Your AI Can’t Engineer (Yet)
Theodoros Galanos Generative AI Leader Aurecon
Large language models excel at code—but engineering isn't just code. When you ask an AI to calculate short-circuit currents per IEC 60909 or size a pavement per Austroads 2022, you're asking it to operate outside its training distribution. The result: confident answers that miss unit conversions, ignore standard-specific constraints, and fail the "gotchas" that trip up junior engineers.
At Aurecon, a multinational engineering consultancy, we found that two-thirds of project rework stems from controllable errors—dimensional mistakes, specification mismatches, standards compliance failures. These are exactly the errors AI should catch. But how do you know if your AI assistant is actually reliable on engineering tasks?

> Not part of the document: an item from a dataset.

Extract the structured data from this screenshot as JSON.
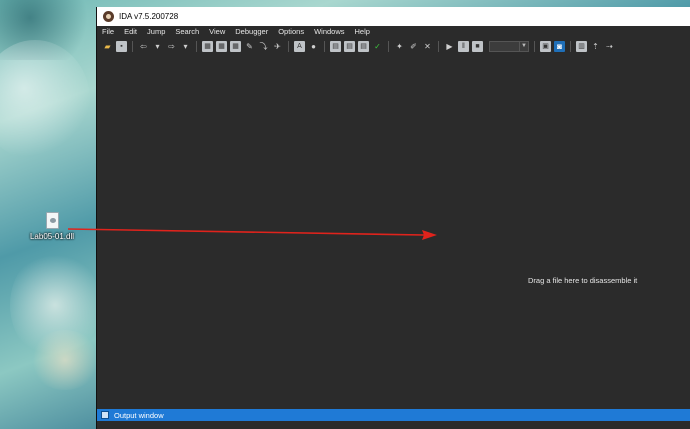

This talk introduces aecbench, an open benchmark suite born from Aurecon's quality engineering practice. With tasks across 12 engineering disciplines—electrical, civil, structural, geotechnical, and more—it maps the capability space AI needs to inhabit: deterministic calculations with standards compliance, mixed problems requiring judgment, and verification workflows that catch errors before they become rework.
But benchmarks aren't just for measurement. Each task is an environment of experience—a structured space where agents learn what "correct" means in engineering. Deterministic tasks provide dense reward signals. Complexity tiers enable curriculum learning. "Gotchas" become adversarial scenarios that force understanding over pattern matching.
I'll showcase results comparing frontier models, custom agentic harnesses, and early RL fine-tuning experiments on real engineering tasks—plus how the community can contribute challenges to the open benchmark and run agents on the private leaderboard.

Flue: The Agent Harness Framework
Michael Hart Senior Principal Engineer Cloudflare
[Flue](https://flueframework.com) is a programmable, open source agent harness, able to represent any autonomous agent or workflow, from simple chatbots to entire coding platforms.
In this talk we'll will touch on the rapidly growing world of agent harnesses in general, and how Flue fits into this landscape.
As well as a technical deep dive, we'll discuss how companies have been using Flue, including how we're using it at Cloudflare.